Le collectif peut-il encore jouer un rôle favorable sur le rapport au travail et la santé des salariés ?

Communication scientifique

Depuis une vingtaine d’années, dans tous secteurs professionnels confondus, les organisations du travail ont fortement évolué vers une recherche d’optimisation économique qui ont bouleversé tant les métiers que les façons de travailler ensemble. Les choix organisationnels qui s’imposent aux salariés (Darès, 2024) les plongent dans un paradoxe managérial où on leur demande à la fois d’être autonomes, innovants, tout en étant sous contrôle et soumis à un reporting croissant de leurs actions via des technologies. Dans ce contexte, les salariés disposent de moins en moins d’opportunités et de temps pour échanger directement avec d’autres. Cette situation, qui se développe dans tout milieu professionnel (Darès, 2021), requestionne nos cadres théoriques et méthodologiques pour comprendre et intervenir en milieux professionnels, notamment pour aider à prévenir les risques pour la santé des salariés.
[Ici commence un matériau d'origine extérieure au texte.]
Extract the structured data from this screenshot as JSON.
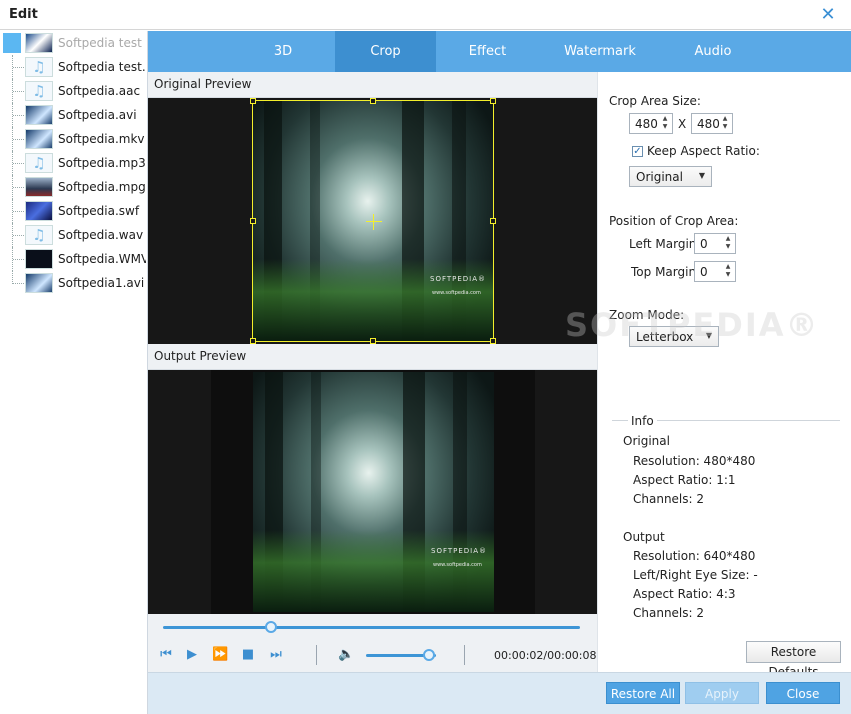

Pour revisiter nos modèles et méthodes d’analyses centrés sur les collectifs et l’engagement au travail, plusieurs études de cas seront mobilisées : dans l’industrie automobile des années 2010 avec la mise en place d’équipes semi-autonomes employant majoritairement des intérimaires ; dans le secteur du bâtiment des années 2015 avec des collectifs expérimentés contraints par une pression temporelle et des possibilités réduites de travail en commun ; puis dans le secteur de l’aide à domicile depuis les années 2020 sur la mise en place d’équipes autonomes sans augmentation de moyens humains et matériels. Face aux transformations des contextes professionnels qui parfois se dégradent, le rapport au travail évolue forcément pour pouvoir plus ou moins s’en protéger. En prenant en compte dans nos analyses le rapport au travail que les salariés expriment, cela permet de connaître le sens qu’ils y mettent, les sources de satisfaction au quotidien mais aussi plus précisément les causes de mal-être qu’ils identifient en lien avec les conditions et l’organisation du travail, qui entraînent alors des effets délétères sur leur santé (Van De Weerdt & Baratta, 2014).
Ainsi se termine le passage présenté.